Published: September 24, 2020

Anwesha Roy

Technology Reporter

Technology providers must be conscious of accessibility and inclusive UX design when coming out with new features. One of the most popular features that impact a massive global audience is Live captioning in video calls. Those with hearing impairments or language barriers would receive a significantly improved meeting experience if Live captioning is enabled during a meeting. Fortunately, Microsoft Teams has supported this for a while now  here’s how:

  • As a presenter, meeting host, or participant, open the More options button (…)
  • From the menu, select turn on Live captions.
  • The captions appear as an overlay on top of your video feed, or on a separate pane at the bottom of your Teams window. You can configure this from the Live captions setting
  • From the More Options menu, you can choose to turn off Live captions as necessary

This feature was certainly a step in the right direction and one that every technology provider now recognises as extremely critical. Consider, for instance, Google’s push towards embedding live captions into the Android experience on smartphones, going as far as to locally processing your captions on Google Pixel.  

Now, as per Microsoft’s recent announcements, Live captions will also include speaker attributions.

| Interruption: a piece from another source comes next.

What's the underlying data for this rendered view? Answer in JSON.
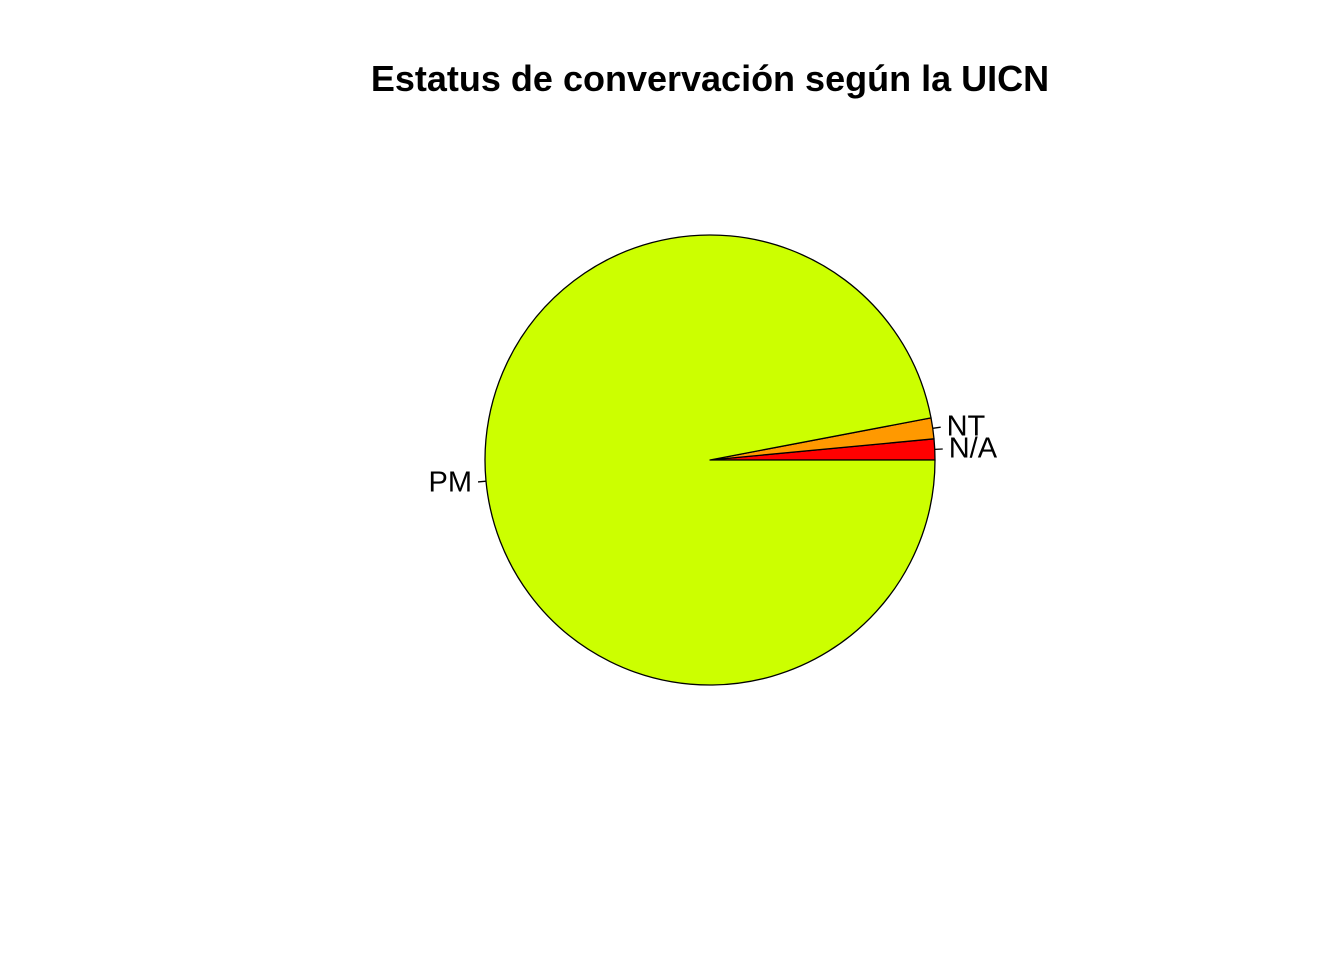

A live transcription-like feed will appear next to the video feed, listing speaker names with timestamps in real-time as the ongoing meeting is transcribed. There is a small change in terms of storage as well: previously, Microsoft made it very clear that Teams wouldn’t save any captions. However, speaker attributed Live captions can be optionally stored for sharing later on, along with the meeting recording, chat, and shared files. 

This upgrade effectively converts a Teams meeting from a one-time “effervescent” conversation to a referenceable discussion, complete with accountability, records and documents. Large organisations with multiple teams working on interdisciplinary projects would find this feature extremely handy, keeping track of every takeaway from meetings across the organisation. Also, companies with a large non-English speaking/proficient workforce will find it easier to collaborate remotely, as Live captioning reduces the possibility of miscommunication.  

Note: administrators can amenable or disable Live captions from the Admin Centre by specifying a policy. Also, any obscenities will be replaced by an asterisk when captioning or transcribing.  

Live Captions

Let’s leave you with a few additional updates following on the tails of this announcement:  

  • Teams limits and thresholds continue to grow. You can now support up to 1000 participants in a full-featured, interactive meeting experience
  • View only meeting experiences (i.e., events or webinars) can support up to 20,000 participants. We liked that this is Live caption-enabled as well
  • Attendee registration via automated emails will soon be possible for more formal sessions like a customer presentation
  • Production tools like NDI for Microsoft Teams are on the cards, converting a meeting into a professional media broadcast that can be streamed on social media  

Microsoft is keenly focused on both quality and quantity. As it adapts Teams for more large-scale experiences, features like speaker-attributed Live captions are central to maintaining the quality of experience as you scale.